LONDON — Richard Wright, a founding member of the rock group Pink Floyd, died Monday. He was 65.
Pink Floyd’s spokesman Doug Wright, who is not related to the artist, said Wright died after a battle with cancer at his home in Britain. He says the band member’s family did not want to give more details about his death.
Wright met Pink Floyd members Roger Waters and Nick Mason in college and joined their early band, Sigma 6. Along with the late Syd Barrett, the four formed Pink Floyd in 1965.
The group’s jazz-infused rock and drug-laced multimedia “happenings” made them darlings of the London psychedelic scene, and their 1967 album, “The Piper at the Gates of Dawn,” was a hit.

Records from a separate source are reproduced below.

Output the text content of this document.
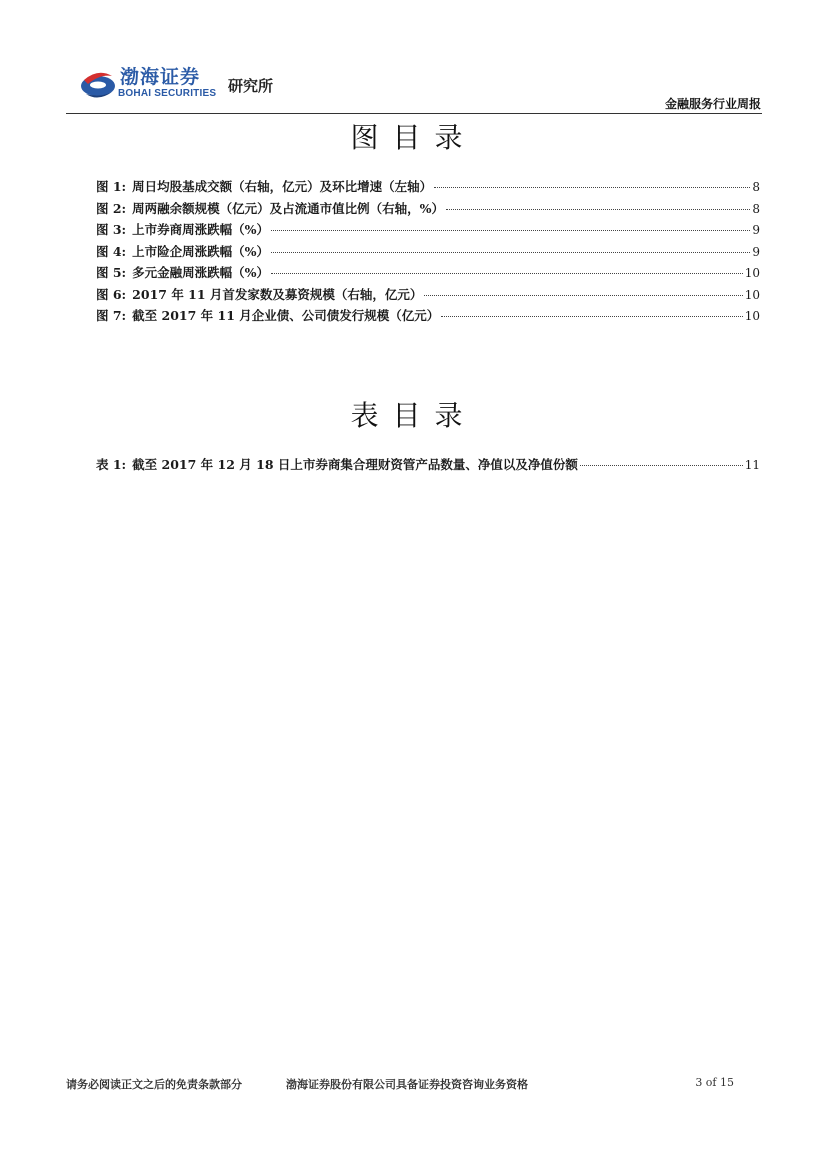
渤海证券
BOHAI SECURITIES 研究所
金融服务行业周报
图目录
图 1: 周日均股基成交额（右轴，亿元）及环比增速（左轴）	8
图 2: 周两融余额规模（亿元）及占流通市值比例（右轴，%）	8
图 3: 上市券商周涨跌幅（%）	9
图 4: 上市险企周涨跌幅（%）	9
图 5: 多元金融周涨跌幅（%）	10
图 6: 2017 年 11 月首发家数及募资规模（右轴，亿元）	10
图 7: 截至 2017 年 11 月企业债、公司债发行规模（亿元）	10
表目录
表 1: 截至 2017 年 12 月 18 日上市券商集合理财资管产品数量、净值以及净值份额	11
请务必阅读正文之后的免责条款部分	渤海证券股份有限公司具备证券投资咨询业务资格	3 of 15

In the early days of Pink Floyd, Wright, along with Barrett, was seen as the group’s dominant musical force. The London-born musician and son of a biochemist wrote songs and sang.
The band released a series of commercially and critically successful albums including 1973’s “Dark Side of the Moon,” which has sold more than 40 million copies.
Wright wrote “The Great Gig In The Sky” and “Us And Them” for that album, and later worked on the group’s epic compositions such as “Atom Heart Mother,” “Echoes” and “Shine On You Crazy Diamond.”
But tensions grew between Waters, Wright and fellow band member David Gilmour. The tensions came to a head during the making of “The Wall,” when Waters insisted Wright be fired.
As a result, Wright was relegated to the status of session musician on the tour of “The Wall” and did not perform on Pink Floyd’s 1983 album “The Final Cut.”
Wright formed a new band Zee with Dave Harris, from the band Fashion, and released one album, “Identity,” with Atlantic Records.
Waters left Pink Floyd in 1985 and Wright began recording with Mason and Gilmour again, releasing the albums “The Division Bell” and “A Momentary Lapse of Reason” as Pink Floyd. Wright also released the solo albums “Wet Dream” (1978) and “Broken China” (1996).
In July 2005, Wright, Waters, Mason and Gilmour reunited to perform at the “Live 8” charity concert in London — the first time in 25 years they had been onstage together.
Wright also worked on Gilmour’s solo projects, most recently playing on the 2006 album “On An Island” and the accompanying world tour.
Only last week, Gilmour shot down the prospects of another Pink Floyd reunion to follow up on their 2005 Live 8 gig.
Once was enough, Gilmour said. The gig itself was “excellent, really enjoyable,” explained the 62-year-old guitarist and singer, but “the rehearsals were less enjoyable. The rehearsals convinced me it wasn’t something I wanted to be doing a lot of.”